Virtual Events: They’ve Forever Changed Our Experience
For years, marketing and communications professionals have used virtual events as an effective way of educating and engaging their customers, prospects, and employees. Investor relations teams are increasingly leaning into virtual events, including investor days and roadshows, for the same reasons – to keep their stakeholders informed and engaged, and to attract new shareholders.
IR Magazine recently published their Research Report on Investor Events, a survey of global practitioners and investors that looks at the changing face of investor events. The report examines investor conferences, investor days, site visits, and roadshows and how these events transitioned from in-person to virtual formats as a result of the COVID-19 pandemic.
I found it particularly interesting to read about the continued investment in resources and technology that companies are developing to support their events. 2020 didn’t just help teams “make do” with online meetings; it helped set them up for success with what will be the go-forward nature of virtual events for investor relations.
Investor Relations Events – Hybrid Events: The Best of Everything
Ask almost anyone and they’ll tell you how they’re yearning to be back in the office and attending in-person events and client meetings.
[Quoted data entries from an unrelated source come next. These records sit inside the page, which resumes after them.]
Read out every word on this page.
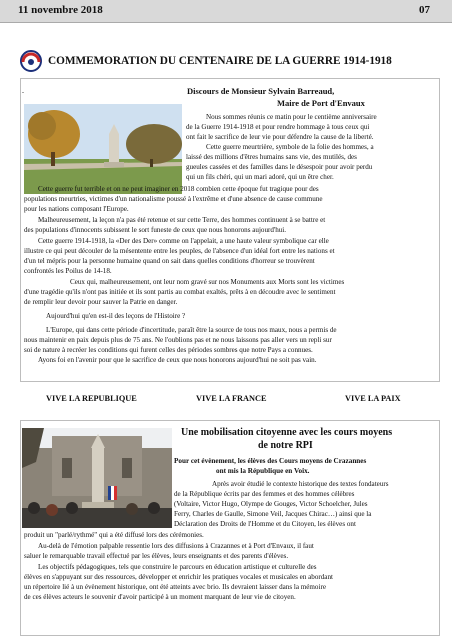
11 novembre 2018	07
COMMEMORATION DU CENTENAIRE DE LA GUERRE 1914-1918
.	Discours de Monsieur Sylvain Barreaud,
Maire de Port d'Envaux
Nous sommes réunis ce matin pour le centième anniversaire
de la Guerre 1914-1918 et pour rendre hommage à tous ceux qui
ont fait le sacrifice de leur vie pour défendre la cause de la liberté.
Cette guerre meurtrière, symbole de la folie des hommes, a
laissé des millions d'êtres humains sans vie, des mutilés, des
gueules cassées et des familles dans le désespoir pour avoir perdu
qui un fils chéri, qui un mari adoré, qui un être cher.
Cette guerre fut terrible et on ne peut imaginer en 2018 combien cette époque fut tragique pour des
populations meurtries, victimes d'un nationalisme poussé à l'extrême et d'une absence de cause commune
pour les nations composant l'Europe.
Malheureusement, la leçon n'a pas été retenue et sur cette Terre, des hommes continuent à se battre et
des populations d'innocents subissent le sort funeste de ceux que nous honorons aujourd'hui.
Cette guerre 1914-1918, la «Der des Der» comme on l'appelait, a une haute valeur symbolique car elle
illustre ce qui peut découler de la mésentente entre les peuples, de l'absence d'un idéal fort entre les nations et
d'un tel mépris pour la personne humaine quand on sait dans quelles conditions d'horreur se trouvèrent
confrontés les Poilus de 14-18.
Ceux qui, malheureusement, ont leur nom gravé sur nos Monuments aux Morts sont les victimes
d'une tragédie qu'ils n'ont pas initiée et ils sont partis au combat exaltés, prêts à en découdre avec le sentiment
de remplir leur devoir pour sauver la Patrie en danger.
Aujourd'hui qu'en est-il des leçons de l'Histoire ?
L'Europe, qui dans cette période d'incertitude, paraît être la source de tous nos maux, nous a permis de
nous maintenir en paix depuis plus de 75 ans. Ne l'oublions pas et ne nous laissons pas aller vers un repli sur
soi de nature à recréer les conditions qui furent celles des périodes sombres que notre Pays a connues.
Ayons foi en l'avenir pour que le sacrifice de ceux que nous honorons aujourd'hui ne soit pas vain.
VIVE LA REPUBLIQUE	VIVE LA FRANCE	VIVE LA PAIX
Une mobilisation citoyenne avec les cours moyens
de notre RPI
Pour cet évènement, les élèves des Cours moyens de Crazannes
ont mis la République en Voix.
Après avoir étudié le contexte historique des textes fondateurs
de la République écrits par des femmes et des hommes célèbres
(Voltaire, Victor Hugo, Olympe de Gouges, Victor Schoelcher, Jules
Ferry, Charles de Gaulle, Simone Veil, Jacques Chirac…) ainsi que la
Déclaration des Droits de l'Homme et du Citoyen, les élèves ont
produit un "parlé/rythmé" qui a été diffusé lors des cérémonies.
Au-delà de l'émotion palpable ressentie lors des diffusions à Crazannes et à Port d'Envaux, il faut
saluer le remarquable travail effectué par les élèves, leurs enseignants et des parents d'élèves.
Les objectifs pédagogiques, tels que construire le parcours en éducation artistique et culturelle des
élèves en s'appuyant sur des ressources, développer et enrichir les pratiques vocales et musicales en abordant
un répertoire lié à un évènement historique, ont été atteints avec brio. Ils devraient laisser dans la mémoire
de ces élèves acteurs le souvenir d'avoir participé à un moment marquant de leur vie de citoyen.
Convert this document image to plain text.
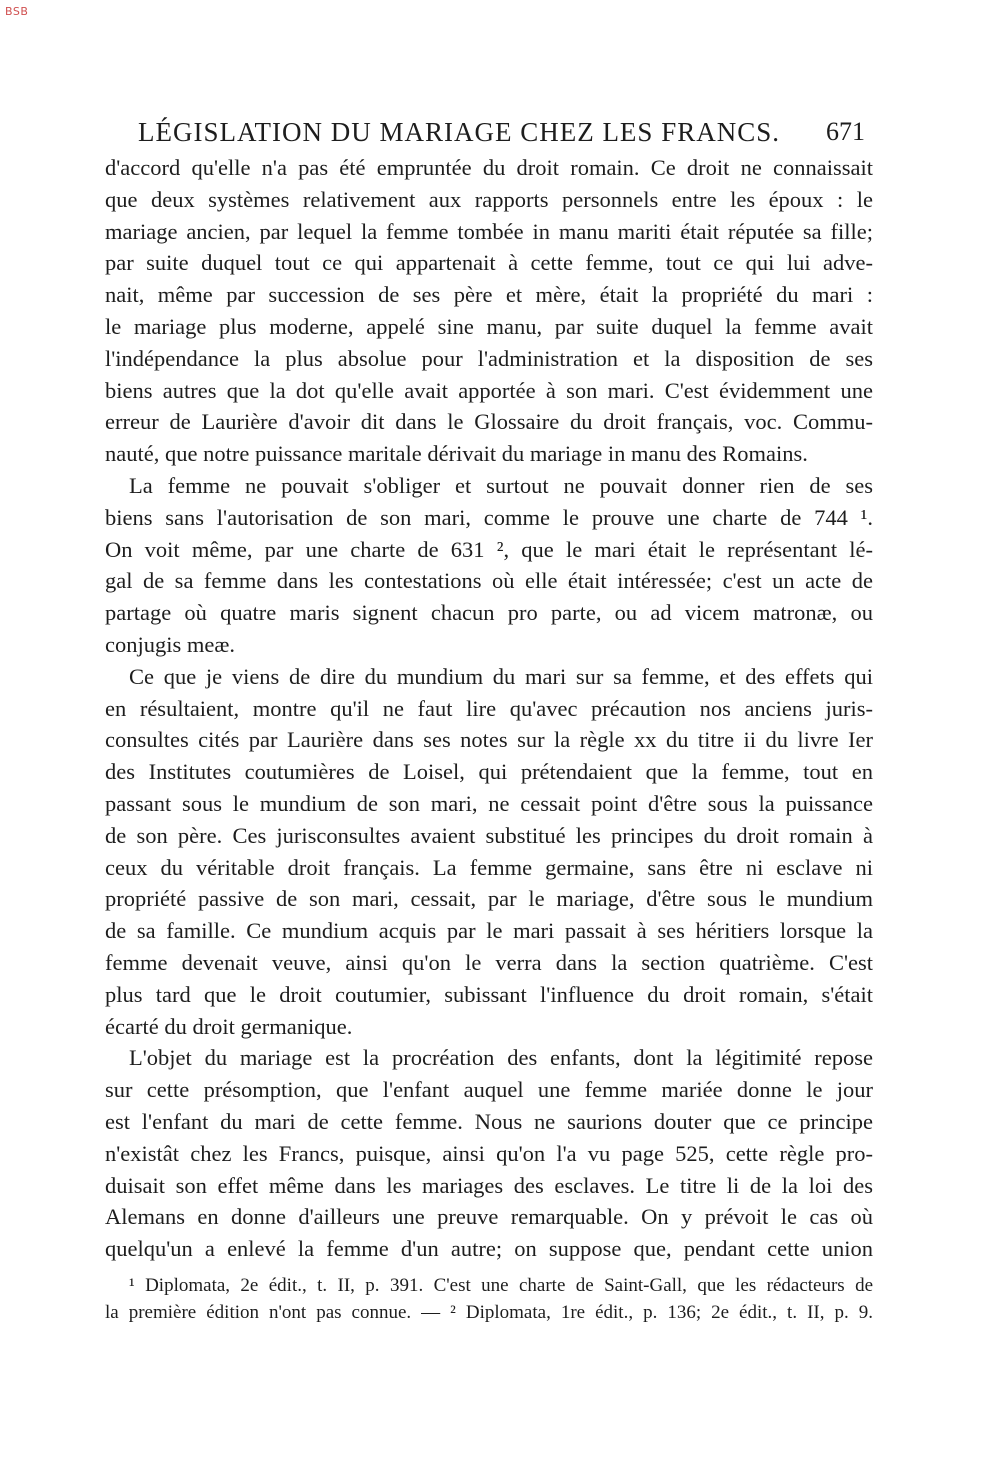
BSB
LÉGISLATION DU MARIAGE CHEZ LES FRANCS. 671
d'accord qu'elle n'a pas été empruntée du droit romain. Ce droit ne connaissait
que deux systèmes relativement aux rapports personnels entre les époux : le
mariage ancien, par lequel la femme tombée in manu mariti était réputée sa fille;
par suite duquel tout ce qui appartenait à cette femme, tout ce qui lui adve-
nait, même par succession de ses père et mère, était la propriété du mari :
le mariage plus moderne, appelé sine manu, par suite duquel la femme avait
l'indépendance la plus absolue pour l'administration et la disposition de ses
biens autres que la dot qu'elle avait apportée à son mari. C'est évidemment une
erreur de Laurière d'avoir dit dans le Glossaire du droit français, voc. Commu-
nauté, que notre puissance maritale dérivait du mariage in manu des Romains.
La femme ne pouvait s'obliger et surtout ne pouvait donner rien de ses
biens sans l'autorisation de son mari, comme le prouve une charte de 744 ¹.
On voit même, par une charte de 631 ², que le mari était le représentant lé-
gal de sa femme dans les contestations où elle était intéressée; c'est un acte de
partage où quatre maris signent chacun pro parte, ou ad vicem matronæ, ou
conjugis meæ.
Ce que je viens de dire du mundium du mari sur sa femme, et des effets qui
en résultaient, montre qu'il ne faut lire qu'avec précaution nos anciens juris-
consultes cités par Laurière dans ses notes sur la règle xx du titre ii du livre Ier
des Institutes coutumières de Loisel, qui prétendaient que la femme, tout en
passant sous le mundium de son mari, ne cessait point d'être sous la puissance
de son père. Ces jurisconsultes avaient substitué les principes du droit romain à
ceux du véritable droit français. La femme germaine, sans être ni esclave ni
propriété passive de son mari, cessait, par le mariage, d'être sous le mundium
de sa famille. Ce mundium acquis par le mari passait à ses héritiers lorsque la
femme devenait veuve, ainsi qu'on le verra dans la section quatrième. C'est
plus tard que le droit coutumier, subissant l'influence du droit romain, s'était
écarté du droit germanique.
L'objet du mariage est la procréation des enfants, dont la légitimité repose
sur cette présomption, que l'enfant auquel une femme mariée donne le jour
est l'enfant du mari de cette femme. Nous ne saurions douter que ce principe
n'existât chez les Francs, puisque, ainsi qu'on l'a vu page 525, cette règle pro-
duisait son effet même dans les mariages des esclaves. Le titre li de la loi des
Alemans en donne d'ailleurs une preuve remarquable. On y prévoit le cas où
quelqu'un a enlevé la femme d'un autre; on suppose que, pendant cette union
¹ Diplomata, 2e édit., t. II, p. 391. C'est une charte de Saint-Gall, que les rédacteurs de
la première édition n'ont pas connue. — ² Diplomata, 1re édit., p. 136; 2e édit., t. II, p. 9.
But that feeling is balanced with an appreciation for the proven value and bottom-line benefits of webcasts and virtual events: the ease of meeting with global teams, a significant reduction in travel costs (and carbon footprints), flexible work-from-home schedules, etc.
Swinging the pendulum back to primarily in-person events feels like regression. What most of us really want is a bit of everything.
Most of my professional career has focused on digital and online communications, and I am passionate about events, particularly hybrid. I wrote Transitioning to Virtual and Hybrid Events to share my expertise and help companies not only make the move to online events, but to execute them successfully.
In the last year I’ve had countless conversations with customers about their virtual events, and more recently those conversations are turning to hybrid events.
IR teams are very much part of these discussions; it’s not just their marketing and communications counterparts. What they’ve experienced in the last year has proven firsthand that investor communications and events like roadshows, AGMs, earnings calls, and investor days can be successful in a non-traditional way, and whether they’re a new listing or one of the largest public companies in the world, companies are embracing the future of hybrid events.
IR Magazine’s Research Report on Investor Events articulates this perfectly:
I honestly can’t imagine a more exciting time to be in communications. We’ve entered a new age of experimentation with ways to deliver company messages, from launching products to announcing quarterly earnings.
The technology we have at our disposal and our collective demand for multi-format content means that investor relations events will continue evolve – and I can’t wait.